Demikian juga dengan syahadat Asyhadu Anna Muhammadarrasulullah,
di dalamnya terkandung beberapa konsekuensi yang harus kita
perhatikan dan kita amalkan. Dan Insya Allah pada
buletin edisi kali ini, bahasan kita lebih terfokus
pada kalimat yang kedua dari Asy Syahadatain tersebut.
Karena hal ini merupakan perkara yang sangat penting
untuk kita ketahui dan kita amalkan.
Dua Pokok Penting
Ketahuilah, wahai saudaraku seislam dan seiman, kalimat syahadat
Asyhadu Anna Muhammadarrasulullah (atau dengan redaksi yang
lebih lengkap: Asyhadu Anna Muhammadan ‘Abduhu Wa
Rasuluhu) itu terkandung padanya dua pokok penting yang
tidak bisa dipisahkan satu dari yang lainnya. Dua
pokok penting itulah yang Allah subhanahu wata’ala
ingatkan dalam ayat-Nya (artinya)
“Katakanlah (wahai Muhammad): Sesungguhnya aku ini manusia
biasa seperti kalian, yang diberikan wahyu kepadaku bahwa
sesungguhnya sesembahan kalian itu adalah sesembahan
Yang Esa.”
(Al Kahfi: 110)
Demikian pula Nabi Muhammad shalallahu ‘alaihi wasallam juga ingatkan
dalam haditsnya. Dari shahabat ‘Ubadah bin Ash Shamit
radhiallahu ‘anhu, bahwa Nabi shalallahu ‘alaihi
wasallam bersabda:
مَنْ شَهِدَ أَنْ لاَ إِلهَ إِلاَّ اللهُ وَحْدَهُ لاَ شَرِيْكَ لَهُ وَأَنَّ مُحَمَّدًا عَبْدُهُ وَرَسُوْلُهُ …
“Barangsiapa yang bersyahadat bahwa tidak ada sesembahan
yang benar kecuali Allah satu-satunya, tidak ada sekutu bagi-Nya
dan Muhammad adalah hamba Allah dan Rasul-Nya ….”
(Muttafaqun ‘Alaihi)
Dari ayat dan hadits tersebut, kita bisa mengetahui bahwa dua pokok penting tersebut adalah:
Pokok pertama; bahwa beliau adalah manusia biasa
seperti kita.

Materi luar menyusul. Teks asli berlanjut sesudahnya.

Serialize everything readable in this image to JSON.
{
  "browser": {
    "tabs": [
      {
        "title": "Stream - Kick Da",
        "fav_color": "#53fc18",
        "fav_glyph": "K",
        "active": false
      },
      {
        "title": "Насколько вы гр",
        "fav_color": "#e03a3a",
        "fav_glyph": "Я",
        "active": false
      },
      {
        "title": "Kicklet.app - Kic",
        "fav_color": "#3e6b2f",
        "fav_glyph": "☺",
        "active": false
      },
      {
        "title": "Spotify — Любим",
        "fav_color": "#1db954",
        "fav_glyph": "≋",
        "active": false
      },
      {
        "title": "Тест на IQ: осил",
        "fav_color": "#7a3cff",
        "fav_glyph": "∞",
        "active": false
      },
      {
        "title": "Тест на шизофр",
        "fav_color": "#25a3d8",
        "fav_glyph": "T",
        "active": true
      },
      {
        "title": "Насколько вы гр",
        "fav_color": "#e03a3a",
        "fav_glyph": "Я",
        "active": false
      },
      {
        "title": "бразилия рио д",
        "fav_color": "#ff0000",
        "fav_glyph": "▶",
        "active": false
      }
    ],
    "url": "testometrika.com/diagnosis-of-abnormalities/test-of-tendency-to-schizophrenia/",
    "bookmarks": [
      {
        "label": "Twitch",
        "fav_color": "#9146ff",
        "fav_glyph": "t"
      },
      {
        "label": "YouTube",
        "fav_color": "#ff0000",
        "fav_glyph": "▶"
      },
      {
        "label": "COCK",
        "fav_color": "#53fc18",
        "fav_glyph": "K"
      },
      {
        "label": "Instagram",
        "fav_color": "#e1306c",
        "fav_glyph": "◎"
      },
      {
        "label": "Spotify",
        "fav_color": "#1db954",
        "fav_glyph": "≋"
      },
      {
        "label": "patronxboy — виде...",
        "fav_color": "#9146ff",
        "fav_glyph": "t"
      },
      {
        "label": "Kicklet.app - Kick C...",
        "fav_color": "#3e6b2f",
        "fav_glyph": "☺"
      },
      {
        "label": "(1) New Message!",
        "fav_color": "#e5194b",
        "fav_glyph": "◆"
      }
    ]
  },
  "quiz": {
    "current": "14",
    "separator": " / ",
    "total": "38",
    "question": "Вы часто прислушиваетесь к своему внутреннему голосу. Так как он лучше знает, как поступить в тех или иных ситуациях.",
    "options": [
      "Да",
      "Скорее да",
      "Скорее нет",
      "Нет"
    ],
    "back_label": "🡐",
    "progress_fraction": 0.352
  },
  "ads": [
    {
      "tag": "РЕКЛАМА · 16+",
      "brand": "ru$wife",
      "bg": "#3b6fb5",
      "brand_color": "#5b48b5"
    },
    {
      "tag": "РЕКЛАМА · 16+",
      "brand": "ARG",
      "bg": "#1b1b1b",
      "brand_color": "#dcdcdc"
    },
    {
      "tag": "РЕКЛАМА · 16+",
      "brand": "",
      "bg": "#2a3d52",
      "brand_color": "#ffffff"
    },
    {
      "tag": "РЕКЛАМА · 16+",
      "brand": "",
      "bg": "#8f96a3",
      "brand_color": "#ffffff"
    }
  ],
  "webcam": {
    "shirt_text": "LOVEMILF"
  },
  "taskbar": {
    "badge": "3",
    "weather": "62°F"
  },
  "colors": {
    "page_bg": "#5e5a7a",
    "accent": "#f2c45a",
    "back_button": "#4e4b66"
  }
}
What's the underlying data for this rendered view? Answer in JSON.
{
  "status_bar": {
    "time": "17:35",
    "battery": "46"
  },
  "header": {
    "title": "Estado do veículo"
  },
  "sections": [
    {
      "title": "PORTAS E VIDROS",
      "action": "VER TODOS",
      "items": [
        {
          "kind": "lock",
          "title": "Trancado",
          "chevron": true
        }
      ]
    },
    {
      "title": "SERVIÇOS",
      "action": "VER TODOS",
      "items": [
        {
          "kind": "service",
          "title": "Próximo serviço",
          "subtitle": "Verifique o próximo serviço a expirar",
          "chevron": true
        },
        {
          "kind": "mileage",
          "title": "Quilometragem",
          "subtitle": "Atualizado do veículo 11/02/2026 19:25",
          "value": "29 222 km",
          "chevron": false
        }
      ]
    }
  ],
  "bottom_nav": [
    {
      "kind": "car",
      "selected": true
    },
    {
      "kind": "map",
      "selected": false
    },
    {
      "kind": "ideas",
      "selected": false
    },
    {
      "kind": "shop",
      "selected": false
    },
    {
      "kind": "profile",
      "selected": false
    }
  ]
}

Beliau mengalami apa yang selayaknya dialami
pada seorang manusia. Mengalami sakit, luka, haus,
lapar dan selainnya dari sifat-sifat manusia. Beliau
pun tidak memiliki sifat-sifat ilahiyyah. Beliau
mengajarkan kepada para shahabatnya untuk memohon
kepada Allah subhanahu wata’ala dari apa yang mereka butuhkan.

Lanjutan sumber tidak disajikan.